Ye Chen era la única superestrella de la Región Militar de Huabei con una formidable reputación internacional, pero era innegable que su coeficiente emocional era realmente bajo, lo que hacía que la gente se preocupara por su coeficiente intelectual.
—Solo te gusto por una impresión de nuestra infancia, pero no nos hemos visto en más de una década y cada uno ha pasado por diferentes experiencias de vida.
¿No tienes miedo de que haya cambiado?
—dijo Zhang Xinlan, con un significado ya muy claro: sugería que se conocieran mejor antes de seguir adelante.
—¡No tengo miedo, confío en mi propio juicio!
—Ye Chen no entendió en absoluto el significado implícito de Zhang Xinlan y pensó que lo estaba rechazando de nuevo.
Zhang Xinlan: …
¡Un CI preocupantemente bajo!
Zhang Xinlan miró a Ye Chen con cierta impotencia, pero de repente pensó que este tipo de persona era bastante entrañable.
—¡Está bien, lo has hecho muy bien hoy!
—dijo Zhang Xinlan.
Hoy, al escoltar a Liu Shihua por la plaza, la actuación de Ye Chen fue simplemente impecable.
Y en el camerino, había cooperado con Liu Shihua y abofeteado con saña a Zhang Hanyu.

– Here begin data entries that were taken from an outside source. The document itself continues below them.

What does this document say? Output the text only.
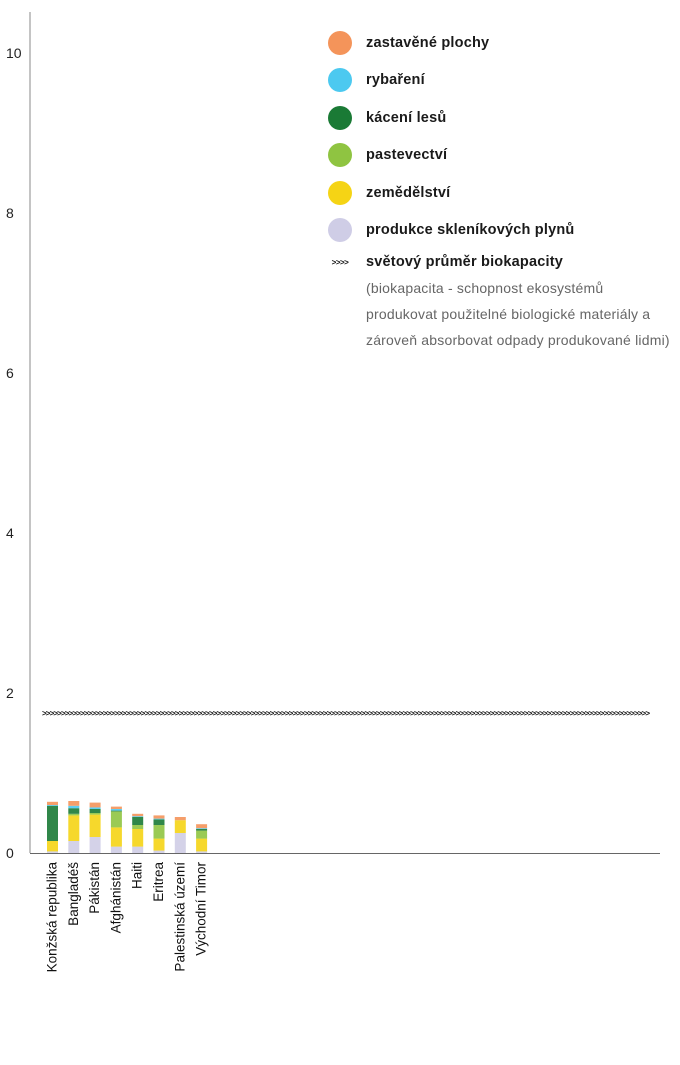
0
2
4
6
8
10
>>>>>>>>>>>>>>>>>>>>>>>>>>>>>>>>>>>>>>>>>>>>>>>>>>>>>>>>>>>>>>>>>>>>>>>>>>>>>>>>>>>>>>>>>>>>>>>>>>>>>>>>>>>>>>>>>>>>>>>>>>>>>>>>>>>>>>>>>>>>>>>>>>>>>>>>>>>>>>>>
Konžská republika Bangladéš Pákistán Afghánistán Haiti Eritrea Palestinská území Východní Timor
zastavěné plochy
rybaření
kácení lesů
pastevectví
zemědělství
produkce skleníkových plynů
>>>> světový průměr biokapacity
(biokapacita - schopnost ekosystémů produkovat použitelné biologické materiály a zároveň absorbovat odpady produkované lidmi)
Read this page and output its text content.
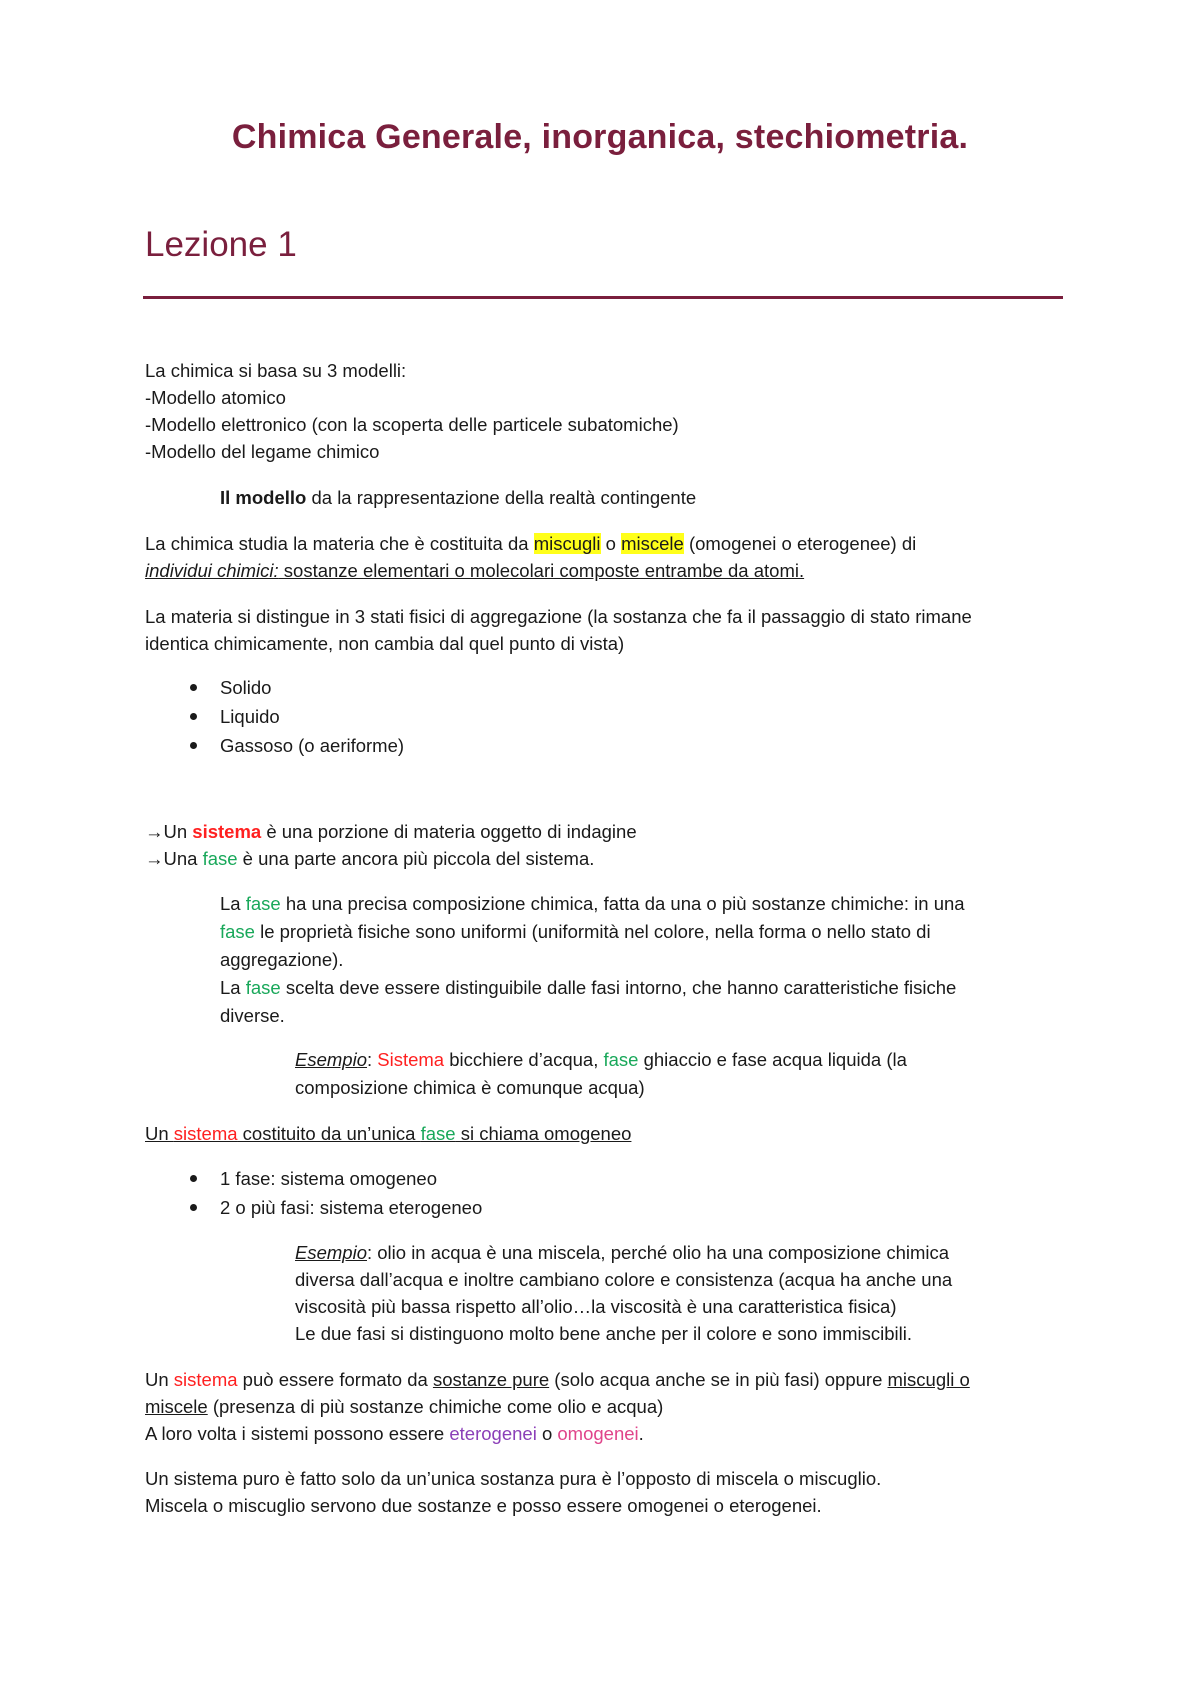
Chimica Generale, inorganica, stechiometria.
Lezione 1
La chimica si basa su 3 modelli:
-Modello atomico
-Modello elettronico (con la scoperta delle particele subatomiche)
-Modello del legame chimico
Il modello da la rappresentazione della realtà contingente
La chimica studia la materia che è costituita da miscugli o miscele (omogenei o eterogenee) di
individui chimici: sostanze elementari o molecolari composte entrambe da atomi.
La materia si distingue in 3 stati fisici di aggregazione (la sostanza che fa il passaggio di stato rimane
identica chimicamente, non cambia dal quel punto di vista)
Solido
Liquido
Gassoso (o aeriforme)
→Un sistema è una porzione di materia oggetto di indagine
→Una fase è una parte ancora più piccola del sistema.
La fase ha una precisa composizione chimica, fatta da una o più sostanze chimiche: in una
fase le proprietà fisiche sono uniformi (uniformità nel colore, nella forma o nello stato di
aggregazione).
La fase scelta deve essere distinguibile dalle fasi intorno, che hanno caratteristiche fisiche
diverse.
Esempio: Sistema bicchiere d’acqua, fase ghiaccio e fase acqua liquida (la
composizione chimica è comunque acqua)
Un sistema costituito da un’unica fase si chiama omogeneo
1 fase: sistema omogeneo
2 o più fasi: sistema eterogeneo
Esempio: olio in acqua è una miscela, perché olio ha una composizione chimica
diversa dall’acqua e inoltre cambiano colore e consistenza (acqua ha anche una
viscosità più bassa rispetto all’olio…la viscosità è una caratteristica fisica)
Le due fasi si distinguono molto bene anche per il colore e sono immiscibili.
Un sistema può essere formato da sostanze pure (solo acqua anche se in più fasi) oppure miscugli o
miscele (presenza di più sostanze chimiche come olio e acqua)
A loro volta i sistemi possono essere eterogenei o omogenei.
Un sistema puro è fatto solo da un’unica sostanza pura è l’opposto di miscela o miscuglio.
Miscela o miscuglio servono due sostanze e posso essere omogenei o eterogenei.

Fue más que satisfactorio, incluso para la siempre generosa y serena Zhang Xinlan; al oír la historia de boca de Liu Shihua, se sintió extremadamente complacida, sobre todo porque Zhang Hanyu llevaba más de un par de días teniéndolos en el punto de mira.

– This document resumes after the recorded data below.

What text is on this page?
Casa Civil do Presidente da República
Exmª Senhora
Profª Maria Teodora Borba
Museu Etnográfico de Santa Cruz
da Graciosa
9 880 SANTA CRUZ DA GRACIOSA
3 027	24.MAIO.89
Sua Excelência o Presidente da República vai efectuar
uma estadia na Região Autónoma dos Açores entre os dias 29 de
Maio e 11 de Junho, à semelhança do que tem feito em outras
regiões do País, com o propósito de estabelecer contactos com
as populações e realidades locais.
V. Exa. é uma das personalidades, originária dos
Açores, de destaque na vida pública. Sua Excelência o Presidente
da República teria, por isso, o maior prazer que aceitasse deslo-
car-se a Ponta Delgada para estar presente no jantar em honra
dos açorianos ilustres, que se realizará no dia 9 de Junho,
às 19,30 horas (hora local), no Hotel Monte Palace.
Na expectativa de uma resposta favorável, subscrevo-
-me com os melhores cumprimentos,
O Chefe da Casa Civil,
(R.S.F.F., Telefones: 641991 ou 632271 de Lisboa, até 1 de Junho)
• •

—Sin embargo, en público, ¡no puedes decir que eres el novio de nadie!
—Efectivamente, las anteriores e imprudentes palabras de Ye Chen le valieron una seria advertencia de Zhang Xinlan.
—¡Por qué!
—preguntó Ye Chen sin comprender.
—Porque es algo ficticio.
Si hablas de ello imprudentemente, ¡los medios podrían exagerarlo y perturbar la carrera de Liu Shihua!
—explicó Zhang Xinlan.
—No la mencioné a ella, ¿hablaba de ti?
—Ye Chen estaba aún más perplejo.
Zhang Xinlan de verdad quería darle una bofetada a Ye Chen, pensando para sus adentros: «¿Acaso mencionarla a ella no causaría problemas?».

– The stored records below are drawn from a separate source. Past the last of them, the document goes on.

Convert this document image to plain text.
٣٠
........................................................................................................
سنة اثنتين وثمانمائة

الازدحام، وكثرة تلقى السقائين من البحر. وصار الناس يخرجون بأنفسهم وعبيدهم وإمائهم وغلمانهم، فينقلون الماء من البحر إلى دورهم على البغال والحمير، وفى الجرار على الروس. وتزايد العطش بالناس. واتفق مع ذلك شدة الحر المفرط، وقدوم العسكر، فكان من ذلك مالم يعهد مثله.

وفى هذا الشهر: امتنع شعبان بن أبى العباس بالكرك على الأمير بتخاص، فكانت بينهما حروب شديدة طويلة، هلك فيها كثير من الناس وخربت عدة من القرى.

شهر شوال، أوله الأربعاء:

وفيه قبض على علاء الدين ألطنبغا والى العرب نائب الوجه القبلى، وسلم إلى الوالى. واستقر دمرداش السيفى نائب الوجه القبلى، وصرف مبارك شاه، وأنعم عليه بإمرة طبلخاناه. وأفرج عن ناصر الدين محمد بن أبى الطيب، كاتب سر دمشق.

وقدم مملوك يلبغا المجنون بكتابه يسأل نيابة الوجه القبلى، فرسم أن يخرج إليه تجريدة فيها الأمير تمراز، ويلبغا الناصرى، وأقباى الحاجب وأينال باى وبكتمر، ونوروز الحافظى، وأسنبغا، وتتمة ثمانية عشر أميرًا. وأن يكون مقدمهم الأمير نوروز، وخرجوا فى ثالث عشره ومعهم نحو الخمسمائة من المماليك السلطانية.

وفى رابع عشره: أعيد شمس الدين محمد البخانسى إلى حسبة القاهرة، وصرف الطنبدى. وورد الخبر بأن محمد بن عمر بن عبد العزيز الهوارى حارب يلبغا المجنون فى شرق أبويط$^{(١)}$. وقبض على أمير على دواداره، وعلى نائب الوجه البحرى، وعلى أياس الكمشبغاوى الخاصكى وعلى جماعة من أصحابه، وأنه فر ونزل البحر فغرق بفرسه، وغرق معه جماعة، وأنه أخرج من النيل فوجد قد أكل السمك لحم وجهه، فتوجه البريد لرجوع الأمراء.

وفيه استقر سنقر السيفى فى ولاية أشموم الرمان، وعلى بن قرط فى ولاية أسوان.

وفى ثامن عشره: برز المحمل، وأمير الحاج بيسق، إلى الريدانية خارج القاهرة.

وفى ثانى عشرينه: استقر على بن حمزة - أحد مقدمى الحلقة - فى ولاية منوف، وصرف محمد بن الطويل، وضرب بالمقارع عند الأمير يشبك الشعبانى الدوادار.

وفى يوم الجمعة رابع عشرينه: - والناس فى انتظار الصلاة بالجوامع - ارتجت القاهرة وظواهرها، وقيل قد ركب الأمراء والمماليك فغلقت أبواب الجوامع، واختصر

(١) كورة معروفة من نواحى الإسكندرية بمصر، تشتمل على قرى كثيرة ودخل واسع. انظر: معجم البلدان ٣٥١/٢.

Sin embargo, al ver la expresión estupefacta de Ye Chen, el corazón de Zhang Xinlan se ablandó.
—¿No vuelvas a decirlo, de acuerdo?
El tono de Zhang Xinlan fue extremadamente suave, casi haciendo que Ye Chen se derrumbara en el acto.
—¿Puedo preguntarte algo?
—dijo Ye Chen.
—Dime —asintió Zhang Xinlan.
—¿Tienes novio?
Ye Chen había hecho la pregunta que más le preocupaba.
A pesar de su gran confianza en su propio encanto, ¡sabía que no podía competir con otros que podrían haber sido más rápidos en actuar!